Serviva un po’ di contorno, se no davvero sembra che siamo prevenuti verso il cinema tricolore. Ennio Flaiano elenca una serie di difetti e di impicci che i registi e i produttori (per non parlare degli sceneggiatori che lavorano dietro le quinte) si sono trascinati dagli anni Trenta a oggi. Torna alle origini, a quando gli spettatori andavano al cinema per la meraviglia delle figure in movimento. Non per i divi, non per i registi e neppure per i critici dei quotidiani. Scrive: “La crisi del cinema nasce nel preciso momento in cui il cinema, da invenzione ottica, accenna a diventare arte o filosofia”.

 

La macchina da presa conosce tutto di un attore, sostiene.

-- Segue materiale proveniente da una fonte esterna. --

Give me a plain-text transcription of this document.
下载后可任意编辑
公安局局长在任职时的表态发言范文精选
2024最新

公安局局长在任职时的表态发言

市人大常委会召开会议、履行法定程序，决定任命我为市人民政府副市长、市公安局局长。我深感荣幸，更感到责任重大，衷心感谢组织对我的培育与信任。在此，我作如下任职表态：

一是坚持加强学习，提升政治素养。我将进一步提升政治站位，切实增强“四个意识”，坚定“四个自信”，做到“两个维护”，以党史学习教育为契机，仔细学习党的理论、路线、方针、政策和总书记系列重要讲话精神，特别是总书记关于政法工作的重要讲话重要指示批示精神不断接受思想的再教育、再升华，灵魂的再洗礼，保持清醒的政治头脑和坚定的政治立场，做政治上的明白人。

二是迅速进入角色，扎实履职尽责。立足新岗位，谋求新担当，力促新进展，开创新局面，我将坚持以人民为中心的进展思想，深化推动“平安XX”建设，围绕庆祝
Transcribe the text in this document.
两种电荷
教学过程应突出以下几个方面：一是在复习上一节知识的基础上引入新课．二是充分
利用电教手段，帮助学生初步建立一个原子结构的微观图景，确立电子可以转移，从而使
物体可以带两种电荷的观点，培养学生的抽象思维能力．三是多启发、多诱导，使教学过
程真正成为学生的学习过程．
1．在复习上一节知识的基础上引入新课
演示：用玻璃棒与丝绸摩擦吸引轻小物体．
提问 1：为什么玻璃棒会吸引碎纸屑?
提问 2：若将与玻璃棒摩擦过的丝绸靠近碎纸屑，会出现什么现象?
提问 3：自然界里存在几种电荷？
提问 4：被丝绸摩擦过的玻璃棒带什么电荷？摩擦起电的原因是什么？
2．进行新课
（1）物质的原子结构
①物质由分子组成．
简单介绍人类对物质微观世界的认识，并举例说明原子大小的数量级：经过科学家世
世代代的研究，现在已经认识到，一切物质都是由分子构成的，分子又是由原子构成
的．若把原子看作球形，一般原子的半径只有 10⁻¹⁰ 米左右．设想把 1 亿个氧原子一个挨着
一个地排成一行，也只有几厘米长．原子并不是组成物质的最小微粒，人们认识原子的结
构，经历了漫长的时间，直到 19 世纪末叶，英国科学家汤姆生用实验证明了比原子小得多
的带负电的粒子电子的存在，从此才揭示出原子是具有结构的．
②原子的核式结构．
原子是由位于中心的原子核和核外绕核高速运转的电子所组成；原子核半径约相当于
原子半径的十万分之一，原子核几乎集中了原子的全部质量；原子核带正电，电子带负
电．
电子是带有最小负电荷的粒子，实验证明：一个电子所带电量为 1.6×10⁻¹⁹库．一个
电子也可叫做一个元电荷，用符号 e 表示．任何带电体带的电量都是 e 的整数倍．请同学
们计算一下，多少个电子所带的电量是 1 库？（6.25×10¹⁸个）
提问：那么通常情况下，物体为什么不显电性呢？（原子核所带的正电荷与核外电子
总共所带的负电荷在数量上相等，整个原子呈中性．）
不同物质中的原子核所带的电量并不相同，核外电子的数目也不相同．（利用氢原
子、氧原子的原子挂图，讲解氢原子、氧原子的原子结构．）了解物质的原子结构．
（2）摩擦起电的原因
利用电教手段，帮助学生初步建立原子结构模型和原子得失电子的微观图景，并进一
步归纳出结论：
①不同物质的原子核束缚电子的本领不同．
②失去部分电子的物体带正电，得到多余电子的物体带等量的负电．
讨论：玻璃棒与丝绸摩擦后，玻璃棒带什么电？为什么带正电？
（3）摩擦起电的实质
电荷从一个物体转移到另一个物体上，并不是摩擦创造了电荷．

E aggiunge: “Purtroppo molti nostri attori hanno modeste letture, modestissimi vizi, e immodeste ambizioni di genere economico”. Flaiano subito chiarisce, per chi lo accusa di avere troppe pretese: “Non è nostro difetto d’essere esigenti: se vediamo un filo d’intelligenza e di sincerità lo seguiamo come Teseo”. A volte è spietato: “Altro piccolo difetto dei nuovi film comici – già che ci siamo vuotiamo il sacco: presuppongono, di regola, un pubblico eccessivamente tardo di comprendonio”. Capita che le commedie siano ambientate nella verde Ungheria dell’Agro Romano. Le attrici si dividono in quelle che recitano e quelle che ingrassano. Morale della favola: i film servono per uccidere la noia o almeno per rinviarla. Soddisfatta questa condizione, l’arte è superflua.